I
Pour les époux nouveaux le lit est préparé.
Il est fait d'un noyer planté par un ancêtre
Et qui pencha longtemps son ombre sur le pré
Que la maison natale a devant ses fenêtres.
Ce noyer a vécu des ans nombreux ; il fut
Caressé par la brise et battu des tempêtes,
Le printemps a chanté dans ses rameaux confus,
Et les vents de l'hiver ont tourmenté son faîte,
Le tonnerre est tombé sur lui ; souventes fois,
L'ouragan a tordu son tronc, battu ses noix ;
Aux hasards d'un destin divers il fut en butte,
Et les jours, noirs ou clairs, ont passé sur son front
Entremêlant la joie et la peine, et la lutte,
Et tels que sur le vôtre, Époux, ils passeront.

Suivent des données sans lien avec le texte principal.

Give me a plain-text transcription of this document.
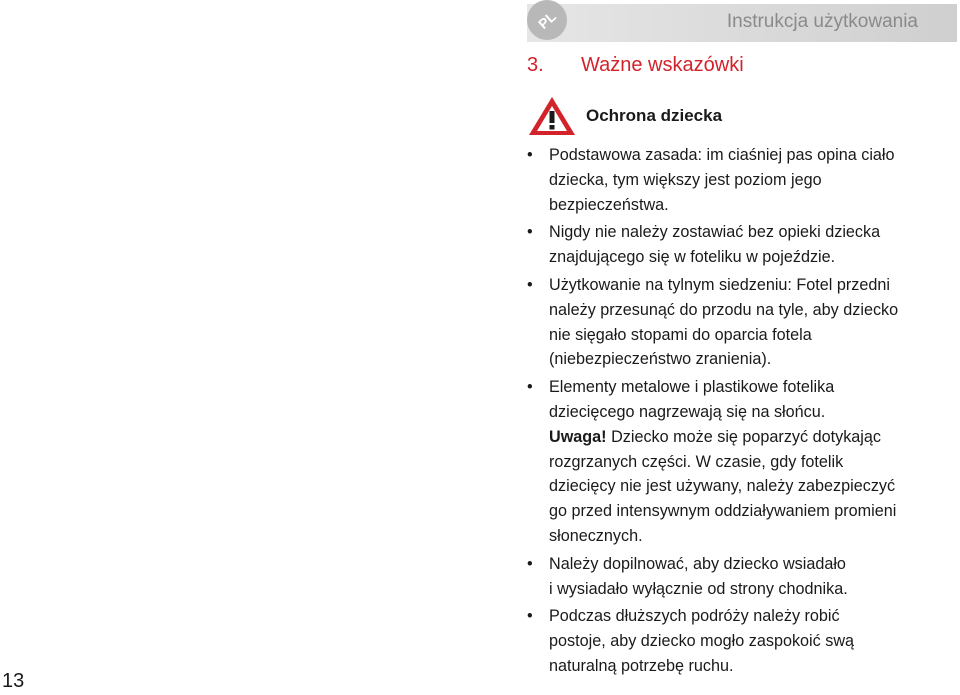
PL	Instrukcja użytkowania
3. Ważne wskazówki
Ochrona dziecka
• Podstawowa zasada: im ciaśniej pas opina ciało
dziecka, tym większy jest poziom jego
bezpieczeństwa.
• Nigdy nie należy zostawiać bez opieki dziecka
znajdującego się w foteliku w pojeździe.
• Użytkowanie na tylnym siedzeniu: Fotel przedni
należy przesunąć do przodu na tyle, aby dziecko
nie sięgało stopami do oparcia fotela
(niebezpieczeństwo zranienia).
• Elementy metalowe i plastikowe fotelika
dziecięcego nagrzewają się na słońcu.
Uwaga! Dziecko może się poparzyć dotykając
rozgrzanych części. W czasie, gdy fotelik
dziecięcy nie jest używany, należy zabezpieczyć
go przed intensywnym oddziaływaniem promieni
słonecznych.
• Należy dopilnować, aby dziecko wsiadało
i wysiadało wyłącznie od strony chodnika.
• Podczas dłuższych podróży należy robić
postoje, aby dziecko mogło zaspokoić swą
naturalną potrzebę ruchu.
13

Or, bien que, détaché de la terre sa mère,
L'arbre depuis longtemps ne soit plus qu'un bois mort
Que la main et l'outil de l'homme transformèrent,
Des jours qui ne sont plus il se souvient encor,
Et, ce soir, quand l'amour se sera fait son hôte,
Un prodige secret en lui s'opérera.
Comme au jour où, planté sur la colline haute,
Il sentait le printemps venir, il frémira ;
Un obscur renouveau réveillera sa sève,
Et, son cœur desséché redevenu vivant,
Le noyer très ancien aura de jeunes rêves ;
Les beaux jours, l'aube en fleur, les grands soleils levants,
Le pré plein de parfums étalé sous son ombre,
Les nids d'oiseaux jasant dans ses rameaux profonds,
Tous les frais souvenirs des feuillages sans nombre,
Tous les songes ailés que les bons arbres font,
Avec l'agreste odeur que le lit neuf exhale,
Reviendront voltiger dans la nuit nuptiale.